Preparing a list of questions for your doctor will help you make the most of your time together. For temporal lobe seizure, some questions to ask include:
- Is the diagnosis epilepsy?
- Will more seizures occur? Will different types of seizures occur?
- What tests are needed? Do these tests require special preparation?
- What treatments are available, and which do you recommend?
- What types of side effects can I expect from treatment?
- Is surgery a possibility?
- Should I restrict activities? What safety issues do I face?
- Is my condition potentially fatal? How do I minimize the risks caused by my condition?
- Is there a generic alternative to the medicine you're prescribing?
- Do you have brochures or other printed materials I can take?
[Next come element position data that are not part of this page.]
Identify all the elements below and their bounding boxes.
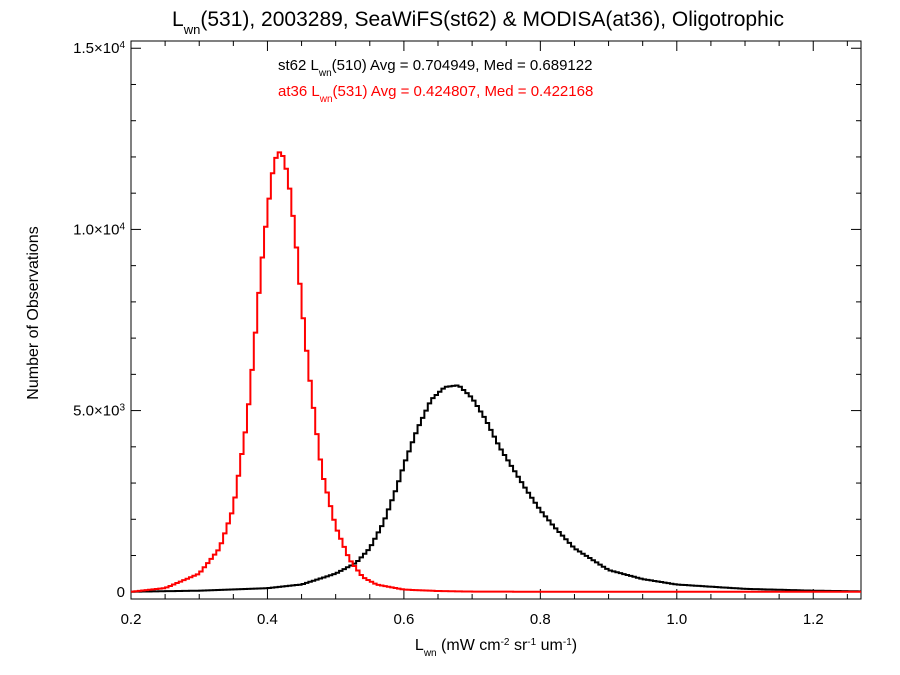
annotation-at36-text: (531) Avg = 0.424807, Med = 0.422168 — [333, 83, 594, 100]
y-tick-mantissa: 1.5×10 — [73, 40, 119, 57]
y-tick-label: 1.5×104 — [73, 40, 125, 58]
x-axis-label: Lwn (mW cm-2 sr-1 um-1) — [415, 637, 577, 659]
annotation-st62-sub: wn — [318, 68, 332, 79]
chart-title-base: L — [172, 8, 184, 31]
annotation-at36-sub: wn — [319, 94, 333, 105]
chart-title: Lwn(531), 2003289, SeaWiFS(st62) & MODIS… — [172, 8, 784, 37]
axis-ticks — [130, 41, 861, 599]
x-axis-label-p1: (mW cm — [437, 637, 501, 654]
y-tick-label: 0 — [117, 584, 125, 601]
x-axis-label-sup2: -1 — [527, 637, 536, 648]
y-tick-mantissa: 0 — [117, 584, 125, 601]
series-st62-histogram — [131, 384, 861, 593]
x-tick-label: 0.2 — [121, 611, 142, 628]
x-axis-label-sup1: -2 — [501, 637, 510, 648]
x-tick-label: 1.2 — [803, 611, 824, 628]
annotation-at36-prefix: at36 L — [278, 83, 320, 100]
series-layer — [131, 151, 861, 593]
annotation-st62-prefix: st62 L — [278, 57, 319, 74]
y-tick-exponent: 4 — [119, 40, 125, 51]
x-tick-label: 1.0 — [666, 611, 687, 628]
x-axis-label-base: L — [415, 637, 424, 654]
annotation-st62: st62 Lwn(510) Avg = 0.704949, Med = 0.68… — [278, 57, 592, 79]
x-axis-label-p3: um — [536, 637, 563, 654]
y-tick-exponent: 4 — [119, 221, 125, 232]
x-axis-label-sub: wn — [423, 648, 437, 659]
chart-title-subscript: wn — [183, 22, 201, 37]
y-tick-exponent: 3 — [119, 402, 125, 413]
y-tick-label: 1.0×104 — [73, 221, 125, 239]
y-tick-label: 5.0×103 — [73, 402, 125, 420]
x-axis-label-sup3: -1 — [563, 637, 572, 648]
y-axis-label: Number of Observations — [25, 226, 42, 399]
y-tick-mantissa: 1.0×10 — [73, 221, 119, 238]
plot-frame — [130, 40, 862, 600]
annotation-at36: at36 Lwn(531) Avg = 0.424807, Med = 0.42… — [278, 83, 593, 105]
x-axis-label-p2: sr — [510, 637, 528, 654]
series-at36-histogram — [131, 151, 861, 593]
chart-title-text: (531), 2003289, SeaWiFS(st62) & MODISA(a… — [200, 8, 784, 31]
x-tick-label: 0.4 — [257, 611, 278, 628]
annotation-st62-text: (510) Avg = 0.704949, Med = 0.689122 — [332, 57, 593, 74]
x-tick-label: 0.6 — [393, 611, 414, 628]
x-axis-label-p4: ) — [572, 637, 577, 654]
x-tick-label: 0.8 — [530, 611, 551, 628]
y-tick-mantissa: 5.0×10 — [73, 403, 119, 420]
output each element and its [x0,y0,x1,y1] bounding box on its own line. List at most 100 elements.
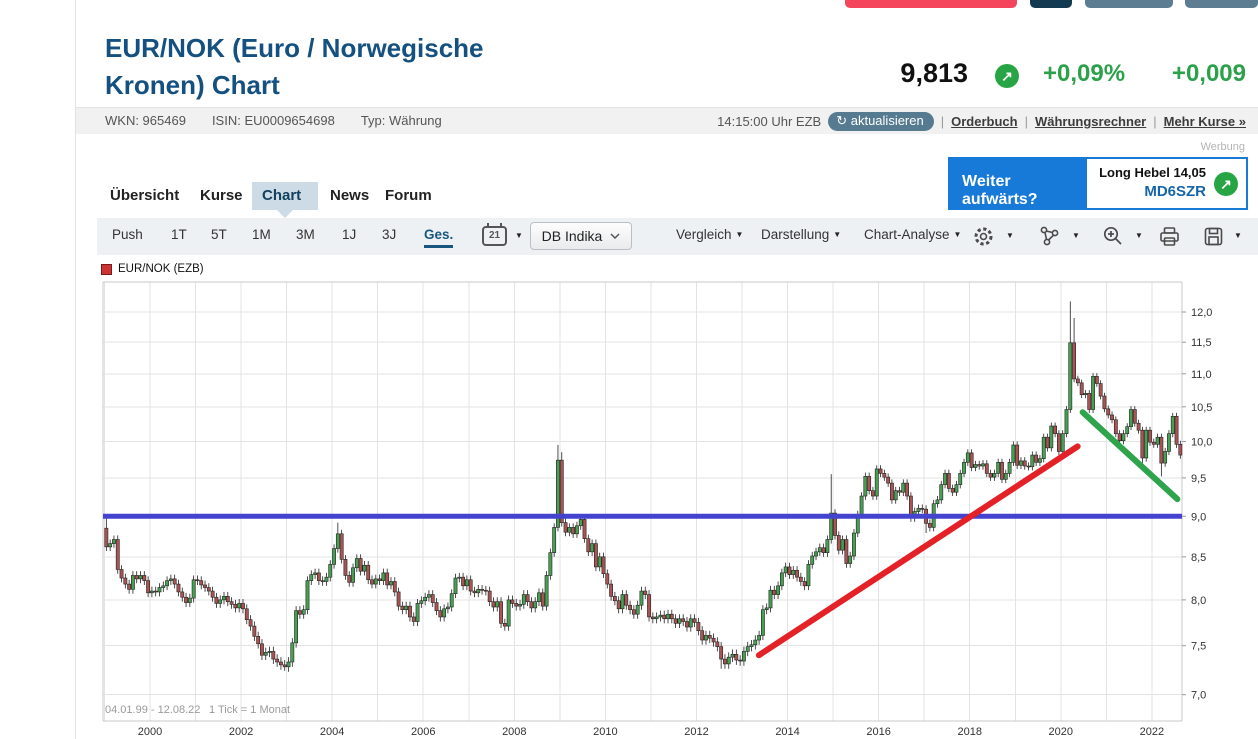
tab-news[interactable]: News [330,187,370,204]
range-1j[interactable]: 1J [342,227,357,242]
svg-text:7,5: 7,5 [1191,641,1206,653]
tab-chart-background [252,182,318,210]
svg-text:2002: 2002 [229,726,253,738]
range-3m[interactable]: 3M [296,227,315,242]
chart-date-range: 04.01.99 - 12.08.22 [105,704,200,716]
chart-tick-note: 1 Tick = 1 Monat [209,704,290,716]
range-push[interactable]: Push [112,227,143,242]
waehrungsrechner-link[interactable]: Währungsrechner [1034,113,1147,129]
range-1t[interactable]: 1T [171,227,187,242]
top-fragment-gray-button-2[interactable] [1185,0,1258,8]
quote-price: 9,813 [900,58,968,88]
chart-frame [102,281,1183,722]
mehr-kurse-link[interactable]: Mehr Kurse » [1163,113,1246,129]
svg-text:2010: 2010 [593,726,617,738]
ad-product-box: Long Hebel 14,05 MD6SZR ↗ [1087,159,1246,208]
quote-timestamp: 14:15:00 Uhr EZB [717,113,822,129]
price-chart[interactable]: 7,0 7,5 8,0 8,5 9,0 9,5 10,0 10,5 11,0 11,5 12,0 20… [97,258,1258,739]
quote-change-percent: +0,09% [1043,60,1126,87]
ad-banner[interactable]: Weiter aufwärts? Long Hebel 14,05 MD6SZR… [948,157,1248,210]
typ-label: Typ: Währung [360,113,442,128]
caret-down-icon: ▼ [953,230,962,239]
quote-change-absolute: +0,009 [1171,60,1246,87]
print-icon[interactable] [1158,225,1181,253]
svg-text:2006: 2006 [411,726,435,738]
svg-text:8,0: 8,0 [1191,595,1206,607]
caret-down-icon: ▼ [833,230,842,239]
top-fragment-gray-button-1[interactable] [1085,0,1173,8]
chart-analyse-menu[interactable]: Chart-Analyse ▼ [864,227,962,242]
ad-product: Long Hebel 14,05 [1099,165,1206,180]
wkn-label: WKN: 965469 [105,113,186,128]
svg-text:2014: 2014 [775,726,799,738]
refresh-button[interactable]: ↻ aktualisieren [828,111,934,131]
vergleich-menu[interactable]: Vergleich ▼ [676,227,744,242]
tab-forum[interactable]: Forum [385,187,432,204]
svg-text:2020: 2020 [1049,726,1073,738]
zoom-caret-icon[interactable]: ▼ [1135,231,1143,240]
x-axis-labels: 2000 2002 2004 2006 2008 2010 2012 2014 2016 2018… [138,726,1164,738]
y-axis-labels: 7,0 7,5 8,0 8,5 9,0 9,5 10,0 10,5 11,0 11,5 12,0 [1182,307,1212,702]
svg-text:9,5: 9,5 [1191,473,1206,485]
range-3j[interactable]: 3J [382,227,397,242]
indicators-caret-icon[interactable]: ▼ [1072,231,1080,240]
svg-text:10,0: 10,0 [1191,436,1212,448]
darstellung-menu[interactable]: Darstellung ▼ [761,227,842,242]
save-caret-icon[interactable]: ▼ [1234,231,1242,240]
tab-uebersicht[interactable]: Übersicht [110,187,180,204]
settings-gear-icon[interactable] [972,225,995,253]
svg-text:8,5: 8,5 [1191,552,1206,564]
instrument-info-band: WKN: 965469 ISIN: EU0009654698 Typ: Währun… [76,107,1258,134]
page-title: EUR/NOK (Euro / Norwegische Kronen) Char… [105,30,625,104]
save-icon[interactable] [1202,225,1225,253]
range-1m[interactable]: 1M [252,227,271,242]
svg-text:2022: 2022 [1140,726,1164,738]
zoom-in-icon[interactable] [1102,225,1125,253]
svg-text:2016: 2016 [866,726,890,738]
svg-text:2008: 2008 [502,726,526,738]
settings-caret-icon[interactable]: ▼ [1006,231,1014,240]
range-5t[interactable]: 5T [211,227,227,242]
svg-text:2018: 2018 [957,726,981,738]
chevron-down-icon [610,233,620,239]
legend-series-label: EUR/NOK (EZB) [118,263,204,275]
downtrend-line [1079,409,1181,503]
candlestick-series [104,301,1183,672]
svg-text:2000: 2000 [138,726,162,738]
ad-question: Weiter aufwärts? [962,173,1038,208]
svg-text:7,0: 7,0 [1191,690,1206,702]
tab-kurse[interactable]: Kurse [200,187,243,204]
chart-toolbar: Push 1T 5T 1M 3M 1J 3J Ges. 21 ▼ DB Indi… [97,218,1258,255]
svg-text:11,0: 11,0 [1191,369,1212,381]
chart-gridlines [103,282,1182,721]
separator: | [940,113,945,129]
orderbuch-link[interactable]: Orderbuch [951,113,1018,129]
caret-down-icon: ▼ [735,230,744,239]
indicator-dropdown[interactable]: DB Indika [530,222,632,250]
svg-text:2004: 2004 [320,726,344,738]
legend-swatch [101,263,112,275]
werbung-label: Werbung [1200,141,1245,153]
indicators-network-icon[interactable] [1038,225,1061,253]
page-title-line1: EUR/NOK (Euro / Norwegische [105,33,484,63]
isin-label: ISIN: EU0009654698 [211,113,335,128]
uptrend-line [755,443,1081,659]
ad-up-arrow-icon: ↗ [1214,172,1238,196]
chart-legend: EUR/NOK (EZB) [101,263,204,275]
calendar-icon[interactable]: 21 [482,223,507,246]
top-fragment-red-button[interactable] [845,0,1017,8]
range-gesamt[interactable]: Ges. [424,227,454,248]
top-fragment-navy-button[interactable] [1030,0,1072,8]
svg-text:2012: 2012 [684,726,708,738]
calendar-caret-icon[interactable]: ▼ [515,231,523,240]
instrument-ids: WKN: 965469 ISIN: EU0009654698 Typ: Währun… [105,113,468,128]
page-title-line2: Kronen) Chart [105,70,280,100]
tab-chart-notch [277,210,293,218]
refresh-icon: ↻ [836,112,848,128]
price-up-arrow-icon: ↗ [995,64,1019,88]
tab-chart[interactable]: Chart [262,187,302,204]
page-left-divider [75,0,76,739]
svg-text:9,0: 9,0 [1191,511,1206,523]
svg-text:12,0: 12,0 [1191,307,1212,319]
What websites do you recommend?
Don't hesitate to ask any other questions.
What to expect from your doctor
Your doctor is likely to ask you a number of questions, such as:
- When did you or your child begin having symptoms?
- Did you notice any unusual sensations before the seizures?
- How often do seizures occur?
- Can you describe a typical seizure?
- How long do the seizures last?
- Do the seizures occur in clusters?
- Do they all look the same or are there different seizure behaviors you or others have seen?
- Does your or your child's head or body turn in one direction during a seizure?
- Does the seizure affect speech during its early phase?
- Have you or your child been injured during a seizure?
- How would you describe you or your child right after the seizure?
- What medications have you or your child tried? What doses were used?
- Have you tried combining medication?
- Have you noticed seizure triggers, such as sleep deprivation or illness?